There were twelve girls altogether in the home. Each girl from the smallest to the largest had their jobs to do; the little ones learning to hem handkerchiefs and dust, the older ones washing and polishing floors, making beds etcetera. Girls were expected to go into service when they left the Home.
The girls went to school at Audenshaw county Primary School, but were not expected to do well – there was no chance of them going on to a better job. They walked in crocodile style to St Stephen’s church each Sunday.
Meals were simple, lots of bread and jam; this was something mum would never touch later in life. She said “she had had her fill of that”. Sausages were the treat on Christmas day.
My mum was a timid child but her sister would stick up for her.
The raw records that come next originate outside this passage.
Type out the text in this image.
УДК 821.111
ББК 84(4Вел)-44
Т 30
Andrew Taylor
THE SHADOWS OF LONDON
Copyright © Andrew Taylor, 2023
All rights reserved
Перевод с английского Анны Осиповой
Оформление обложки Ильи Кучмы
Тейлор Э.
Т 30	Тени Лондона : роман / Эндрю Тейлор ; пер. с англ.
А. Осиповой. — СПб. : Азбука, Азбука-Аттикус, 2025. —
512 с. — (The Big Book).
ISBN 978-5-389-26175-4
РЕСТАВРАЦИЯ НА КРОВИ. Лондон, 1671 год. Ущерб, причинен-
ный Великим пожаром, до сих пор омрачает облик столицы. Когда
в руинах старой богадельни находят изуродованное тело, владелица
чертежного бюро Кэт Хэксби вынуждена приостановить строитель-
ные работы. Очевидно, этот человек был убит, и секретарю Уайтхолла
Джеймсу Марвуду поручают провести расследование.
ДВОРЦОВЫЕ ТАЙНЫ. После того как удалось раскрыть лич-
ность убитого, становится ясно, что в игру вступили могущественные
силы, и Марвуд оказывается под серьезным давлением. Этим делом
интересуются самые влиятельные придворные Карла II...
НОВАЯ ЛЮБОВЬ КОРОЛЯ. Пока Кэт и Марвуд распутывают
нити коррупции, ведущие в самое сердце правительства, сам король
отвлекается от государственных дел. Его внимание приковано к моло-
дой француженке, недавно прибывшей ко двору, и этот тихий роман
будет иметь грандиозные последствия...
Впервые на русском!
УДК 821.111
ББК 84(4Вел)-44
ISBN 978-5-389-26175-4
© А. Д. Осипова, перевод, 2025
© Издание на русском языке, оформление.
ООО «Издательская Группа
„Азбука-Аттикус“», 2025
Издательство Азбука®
She was a fighter, she had probably had to be; Kitty was in the naughty book nearly every day. The punishments were harsh to say the least. The matron had a jar of dried peas which were counted and then thrown onto the cinders covering the walkway. My Aunty had to pick each pea up and if the count was not right, she had to start again. Mum said that many were the times Aunty Kitty had bleeding knees and fingers. Another punishment was to spend the night in the coal house with no shoes, only in your nighty and no light. One of the matrons was ‘removed’. My mum’s favourite was the nurse; I think she spoiled her a little.
Some girls had a ‘friend’ who came to visit and brought some items of clothing for ‘their’ girl. Mum’s friend was the lady who used to live in ‘Deepdale’ a house just along from the home; this has gone now to make way for the motorway. Poor Auntie Kitty never had a friend.
There was a pound day each year, an open day where the admission was a pound of sugar, flour etcetera. I went to one with mum many years later. The girl who showed us round slept in the same bed mum had had many years before.
The sisters were split up when my mum was adopted by Frank and Lilly Ellis when she was nine. Aunty Kitty eventually went back to Hampshire, where they were all born. Their brother Kenneth was brought up by their mother’s family. Mum was fifteen before she ever saw her brother.
When the home was closed mum and Aunty Kitty visited for a last look round. They hated the Waifs and Strays bit – but as mum said if they had not taken them in- heaven knows what would have happened to them.